One of the key components to future interoperability and exchange
of information is the use of standardized and structured data. The Internet is
an excellent example of how structured data files and communication protocols
facilitate information exchange with use of HTML. XML11 expands upon
the capabilities of HTML by providing more structure. It not only provides a
way to define the data, but also contains the data in a database. XML is
advantageous for data transfer because it is self-documenting, provides both
human- and machine-readable format, and is capable of representing basic
computer science data structures of trees, lists, and records. The MedLEE
system implements XML as the document format to contain both data and
structure.12 XML-based medical records can be easily viewed in the
most fundamental of tools, the Web browser.13
The Health Level 7 (HL7) Clinical Document Architecture,
Release 2, based on XML, is an American Standards Institute-approved HL7
standard that can represent clinical events for the purpose of exchange.14
These data standards are certain to be incorporated into the development of the
NHII.
Organizations
In addition to the data standards, the development of
organizations to support data sharing will be necessary for communication.

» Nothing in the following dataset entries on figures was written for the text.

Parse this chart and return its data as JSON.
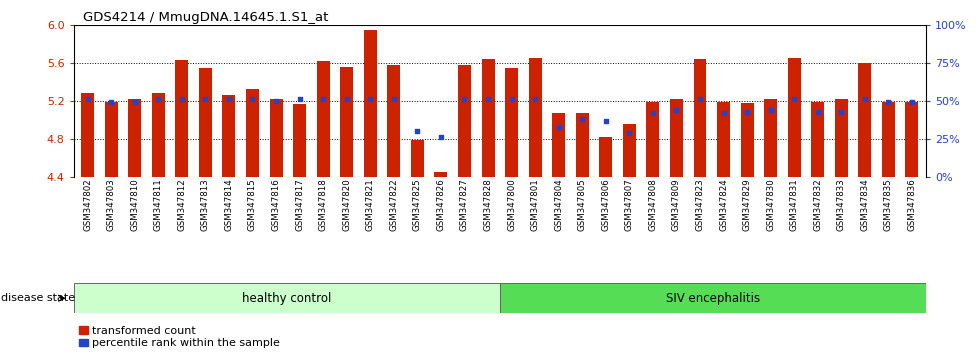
{
  "title": "GDS4214 / MmugDNA.14645.1.S1_at",
  "samples": [
    "GSM347802",
    "GSM347803",
    "GSM347810",
    "GSM347811",
    "GSM347812",
    "GSM347813",
    "GSM347814",
    "GSM347815",
    "GSM347816",
    "GSM347817",
    "GSM347818",
    "GSM347820",
    "GSM347821",
    "GSM347822",
    "GSM347825",
    "GSM347826",
    "GSM347827",
    "GSM347828",
    "GSM347800",
    "GSM347801",
    "GSM347804",
    "GSM347805",
    "GSM347806",
    "GSM347807",
    "GSM347808",
    "GSM347809",
    "GSM347823",
    "GSM347824",
    "GSM347829",
    "GSM347830",
    "GSM347831",
    "GSM347832",
    "GSM347833",
    "GSM347834",
    "GSM347835",
    "GSM347836"
  ],
  "bar_values": [
    5.28,
    5.19,
    5.22,
    5.28,
    5.63,
    5.55,
    5.26,
    5.32,
    5.22,
    5.17,
    5.62,
    5.56,
    5.94,
    5.58,
    4.79,
    4.45,
    5.58,
    5.64,
    5.55,
    5.65,
    5.07,
    5.07,
    4.82,
    4.96,
    5.19,
    5.22,
    5.64,
    5.19,
    5.18,
    5.22,
    5.65,
    5.19,
    5.22,
    5.6,
    5.19,
    5.19
  ],
  "percentile_values": [
    51,
    49,
    49,
    51,
    51,
    51,
    51,
    51,
    50,
    51,
    51,
    51,
    51,
    51,
    30,
    26,
    51,
    51,
    51,
    51,
    33,
    38,
    37,
    29,
    42,
    44,
    51,
    42,
    43,
    44,
    51,
    43,
    43,
    51,
    49,
    49
  ],
  "group1_count": 18,
  "group1_label": "healthy control",
  "group2_label": "SIV encephalitis",
  "bar_color": "#cc2200",
  "marker_color": "#2244cc",
  "ymin": 4.4,
  "ymax": 6.0,
  "yticks": [
    4.4,
    4.8,
    5.2,
    5.6,
    6.0
  ],
  "right_yticks": [
    0,
    25,
    50,
    75,
    100
  ],
  "right_yticklabels": [
    "0%",
    "25%",
    "50%",
    "75%",
    "100%"
  ],
  "legend_items": [
    "transformed count",
    "percentile rank within the sample"
  ],
  "group_bg_color1": "#ccffcc",
  "group_bg_color2": "#55dd55",
  "tick_label_color_left": "#cc2200",
  "tick_label_color_right": "#2244cc",
  "grid_lines": [
    4.8,
    5.2,
    5.6
  ]
}
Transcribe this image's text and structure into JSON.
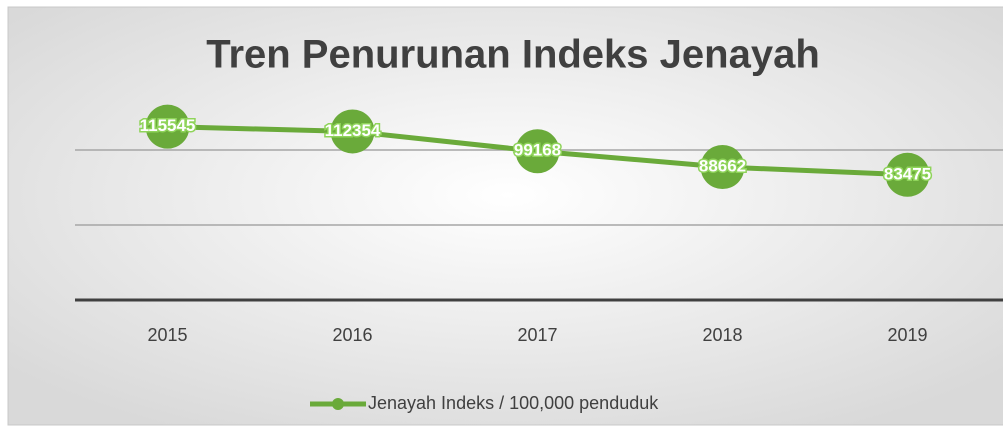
{
  "chart_data": {
    "type": "line",
    "title": "Tren Penurunan Indeks Jenayah",
    "categories": [
      "2015",
      "2016",
      "2017",
      "2018",
      "2019"
    ],
    "series": [
      {
        "name": "Jenayah Indeks / 100,000 penduduk",
        "color": "#6aaa3a",
        "values": [
          115545,
          112354,
          99168,
          88662,
          83475
        ]
      }
    ],
    "ylim": [
      0,
      140000
    ],
    "yticks": [
      0,
      50000,
      100000
    ],
    "grid": true,
    "legend": "bottom"
  }
}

Community health information networks (CHINs) were created in the 1990s to
support data sharing of regional databases as a central point of access. These
networks were early attempts to create an organizational infrastructure to
support planning and implementation of interoperability networks. Many of these
early networks failed due to poor buy-in, concerns with data ownership, lack of
trust, lack of financing, and high cost of network technology.15
In 2004, the Department of
Health and Human Services released a report16 that called for the
creation of the NHII as well as regional health information organizations
(RHIOs). The Santa Barbara County Data Exchange (SBCDE)17 and the
Massachusetts Health Data Consortium18 are examples of county and
statewide efforts toward this exchange of clinical, administrative, and financial
information. RHIOs are considered to be precursors to the NHII. They have the
advantage of the ability to use the Internet to reach their goals, compared to
CHINs which struggled with proprietary networks.19
RHIOs may have different focus, such as exchange of
administrative data, clinical data, or disease surveillance.20 They
will have different system architectures, varying from centralized to
peer-to-peer. In the centralized model, data repositories or warehouses will
combine the various data sources in several locations for later distribution,
whereas in the peer-to-peer model, the data remain on site but the modeal
provides secure links and references to records in another location. Adherence
to standards and maintenance of relationships of the various stakeholders
varies in the RHIO. At the SBCDE, the initial plans for tightly regulated and
mandated adherence to standards were met with resistance, and eventually a
flexible and open-ended process became the fundamental methodology. The SBCDE
members have no corporate structure that binds its members to one another, but
all work together for the common good.
Conclusion
The goal of healthcare information exchange depends upon a
variety of factors, including data and communication standards, policies,
finances, and organizational efforts. Communication in the healthcare setting
is vital for providing quality care as well as managing cost and improving
access. There are numerous considerations in the way of achieving this interchange,
such as public and private sector issues, public health, financial incentives,
and legal obstacles.21
Education of the public,
policy makers, healthcare leaders, and physicians is central toward adoption of
the NHII.22 Given the complexities of healthcare information exchange,
it may seem prudent to the EMR purchaser to hold off on adoption. However,
delay of implementation of an EMR does not appear prudent in light of its many
benefits when these interchange issues are considered.